Valla Altın Madalyon'da bu kadar idealist kişi olması insanı mutlu ediyor. Şu para hakikaten olsaymış keşke. O para benim olsaydı ne yapardım? Sanırım biraz daha kişisel bir yatırıma harcardım. Bir çizgi roman müzesi kurar bulabildiğim tüm eski yeni örnekleri ikişer adet koyardım. Girişte alacağım minik bir parayla çıkan yeni yayınları müzeye kazandırırdım. Müzenin bir tarafı kitap kafe olur, birinci örnekleri okumak isteyenler ücretsiz faydalanırdı. İkinci örnekleri de sergilemek üzere saklardım. Kitap kafeye girebilmenin ön şartı olarak müze ziyaretini koyardım. Ayrıca öldüğümde de şahsi koleksiyonumu müzenin özel bir yerine koydurtur ilelebet yaşatırdım.

Selamlar
Lami

pizagor

Bu sıralar değiştirmeyi planladığım evimin olmazsa olmaz satınalma kriterini dublekse çevirir (ekstradan 100 - 150 bin, burası İstanbul, paranın bereketi kalmadı bile), o üstteki kocaman odayı - katı sadece çizgiromanlara ayırır, burayı onbinlerce çizgiroman alacak şekilde, son derece dekoratif raflar - dolaplar tasarlaması için bir iç mimarla anlaşır, çizgiromanlarımın sayısını beşe ona katlar, burasını o hep hayalini kurduğum şahsi çizgiroman kütüphaneme – çizgiroman çalışma odama – çizgiroman cennetime çevirirdim.

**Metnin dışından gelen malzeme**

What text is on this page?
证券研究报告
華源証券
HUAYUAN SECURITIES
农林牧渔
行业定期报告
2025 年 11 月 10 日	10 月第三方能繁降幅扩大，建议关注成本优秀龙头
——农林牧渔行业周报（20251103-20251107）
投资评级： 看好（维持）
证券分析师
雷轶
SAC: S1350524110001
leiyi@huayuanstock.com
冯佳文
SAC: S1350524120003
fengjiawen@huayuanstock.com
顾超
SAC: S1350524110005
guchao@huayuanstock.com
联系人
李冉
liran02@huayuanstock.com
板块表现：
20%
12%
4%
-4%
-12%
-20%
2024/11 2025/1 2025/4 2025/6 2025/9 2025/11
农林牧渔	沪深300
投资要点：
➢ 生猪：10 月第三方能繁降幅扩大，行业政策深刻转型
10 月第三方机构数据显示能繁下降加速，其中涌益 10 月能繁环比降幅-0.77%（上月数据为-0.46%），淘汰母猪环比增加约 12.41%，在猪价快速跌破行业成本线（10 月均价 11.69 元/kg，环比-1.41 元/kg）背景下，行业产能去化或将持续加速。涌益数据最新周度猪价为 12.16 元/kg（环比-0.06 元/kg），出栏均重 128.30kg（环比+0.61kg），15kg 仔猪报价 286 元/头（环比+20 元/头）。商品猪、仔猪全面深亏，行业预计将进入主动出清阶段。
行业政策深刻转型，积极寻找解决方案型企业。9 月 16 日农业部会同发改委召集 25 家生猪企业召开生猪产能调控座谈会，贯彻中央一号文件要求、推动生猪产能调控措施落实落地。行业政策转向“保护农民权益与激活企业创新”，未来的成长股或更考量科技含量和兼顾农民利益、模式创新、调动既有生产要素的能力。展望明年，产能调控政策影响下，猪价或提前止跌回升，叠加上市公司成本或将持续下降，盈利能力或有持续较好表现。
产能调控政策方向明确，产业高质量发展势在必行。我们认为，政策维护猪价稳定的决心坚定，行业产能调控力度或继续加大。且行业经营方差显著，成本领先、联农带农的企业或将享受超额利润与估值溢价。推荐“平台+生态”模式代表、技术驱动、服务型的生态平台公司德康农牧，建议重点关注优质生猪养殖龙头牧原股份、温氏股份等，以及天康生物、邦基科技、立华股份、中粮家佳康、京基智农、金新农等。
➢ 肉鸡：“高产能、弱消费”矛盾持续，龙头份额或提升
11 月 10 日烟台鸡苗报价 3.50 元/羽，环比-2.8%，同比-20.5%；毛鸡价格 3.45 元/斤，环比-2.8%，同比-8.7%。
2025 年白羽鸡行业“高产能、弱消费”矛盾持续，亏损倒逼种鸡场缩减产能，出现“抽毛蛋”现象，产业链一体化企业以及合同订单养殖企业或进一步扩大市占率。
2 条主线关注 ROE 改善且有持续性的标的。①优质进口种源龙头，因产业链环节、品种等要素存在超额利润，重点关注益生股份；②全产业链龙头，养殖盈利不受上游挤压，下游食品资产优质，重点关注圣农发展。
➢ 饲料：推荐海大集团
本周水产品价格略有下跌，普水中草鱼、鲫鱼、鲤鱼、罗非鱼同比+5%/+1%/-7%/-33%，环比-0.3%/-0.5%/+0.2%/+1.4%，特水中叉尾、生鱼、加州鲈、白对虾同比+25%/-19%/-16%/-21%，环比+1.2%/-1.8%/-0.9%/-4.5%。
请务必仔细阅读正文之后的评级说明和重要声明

Konu çizgiroman olduğunda bir miktar bencil davranıyorum, farkındayım :)
İlk Biriktirici... Vampir Dişçisi... Huysuz İhtiyar...


Saint2

Türkiye'nin en büyük çizgiroman mağazasını açardım. Yayıncılara da paralarını peşin öderdim.
Ya da İlyas'a daha büyük mağaza açabilmesi için sonsuz vadeli kredi açardım.

Huma


pearl jam

bu hayalin daha çok paralı olanını  ;D futbol için düşünmüştüm bir süre önce. beğendiğim yazarları toplayıp ekol yaratacak bir ftbol dergisi kuruyordum  o hayalde. çizgi roman için de hayal kuracak olursam öncelikle para sınırlaması istemiyorum, hayal bu istediğim kadar harcayabilirim  :) ferzan isimli arkadaşın hayallerine ortağım bu sebeple. yalnız o suat gönülay a cimri davranmış avansı az vermiş, ben daha çok verirdim  ;D

bunun yanı sıra dünyanın en ünlü doktorlarını  gerekirse ( ki gerekir ) sınırsız paramla satın alır bu doktorların "çr okumanın çocukların zekalarını arttırdığının bilimsel olarak kanıtlandığını" anlattıkları reklam filmleri çektirir  yine sınırsız paramla bunları her gün tv de yayınlatırdım. tabi bu iddialar uydurma da olsa bilimsel verilerle desteklenecek ve bir süre sonra çr okumak diş fırçalamak gibi bir hale gelecek. tabi önceden tüm çizgi roman piyasasını geleceği görerek cüzi fiyatlara kapatmama istinaden çizgi romanın kralı olacağım ve hem sınırsız parama yeni paralar ekliyeceğim hem de tüm çr dünyası kölem olacak!! hahahaha!!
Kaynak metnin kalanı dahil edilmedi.